Я отрицательно помотал головой, медленно так поводил из стороны в сторону, отхлебнул еще чая и стал ждать продолжения.
— Повезло, значит. Так вот пол года копишь. Скопил или накопил, не знаю, как правильно Нашел спекулянтов, примерил. Еще ведь и не все подойдут по размеру и длине. Ну, допустим, повезло с размером. Купил. Радости нет предела. Неделю носишь не снимая, вторую. Месяц прошел. Чувствуешь не то уже, как-то. Нету радости. Понимаешь, о каком чувстве я говорю?
— Да, понимаю.
Я кивнул.
— А вот я с детства любил рыбалку. Меня дед научил рыбачить. Вот я подумал и вправду, бежишь от джинсов к речке, летом в деревне. Там тихо, с утра туманная дымка над водой в человеческий рост. Тишина ни с кем разговаривать не нужно. да, ведь? Знакомо? — мой сосед улыбался.

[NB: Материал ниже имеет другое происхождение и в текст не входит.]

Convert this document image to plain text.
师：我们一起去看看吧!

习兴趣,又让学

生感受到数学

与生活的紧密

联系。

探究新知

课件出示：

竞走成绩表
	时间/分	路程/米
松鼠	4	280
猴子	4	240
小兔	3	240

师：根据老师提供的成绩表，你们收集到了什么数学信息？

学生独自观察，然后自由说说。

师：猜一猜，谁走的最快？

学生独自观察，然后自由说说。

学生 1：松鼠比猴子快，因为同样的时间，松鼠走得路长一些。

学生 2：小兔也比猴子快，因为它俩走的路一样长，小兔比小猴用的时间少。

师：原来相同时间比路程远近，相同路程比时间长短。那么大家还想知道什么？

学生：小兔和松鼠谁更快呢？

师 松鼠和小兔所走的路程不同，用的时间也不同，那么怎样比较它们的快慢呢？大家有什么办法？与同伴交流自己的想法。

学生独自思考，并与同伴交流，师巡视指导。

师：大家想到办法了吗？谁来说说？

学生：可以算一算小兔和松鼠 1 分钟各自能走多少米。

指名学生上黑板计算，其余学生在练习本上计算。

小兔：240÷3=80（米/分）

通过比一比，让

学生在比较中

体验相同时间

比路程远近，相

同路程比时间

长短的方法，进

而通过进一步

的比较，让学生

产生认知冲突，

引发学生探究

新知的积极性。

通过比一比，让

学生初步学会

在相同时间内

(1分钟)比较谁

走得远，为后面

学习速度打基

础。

Я снова кивнул и улыбнулся в ответ.
— Ни с кем говорить не нужно. На душе покой и гармония. Сел в лодку, отплыл к яме где леща прикормил, бросил якорь. У меня из железяки был, типа тонкого рельса. Метра на четыре отплываешь от берега, дальше не нужно. Удочку или донку — бульк, закинул рядом в яму. Ждешь. тихо вдыхаешь полной чистый утренний воздух. А самое охрененное, классное, когда слышишь в тишине: тухк-тухк-тухк-тухк. Это движок подплывающей баржи работает.
Латкин очень красочно рассказывал, что я отчетливо представил эту картину.
— И туман такой расступается на середине реки, а оттуда черный нос показывается, воду разрезает. Из под носа баржи волны идут ласковые такие. Доходят до твоей лодки, покачивают тебя. И ты смотришь как баржа медленно проходит. Думаешь, если есть кто на барже с твоего борта, то обязательно тихо, почти шепотом пожелает тебе удачного клева. А ты ему помахаешь в ответ и так же тихо ответишь спасибо. И вдруг хренакс! Кто-то сильно дергает за леску!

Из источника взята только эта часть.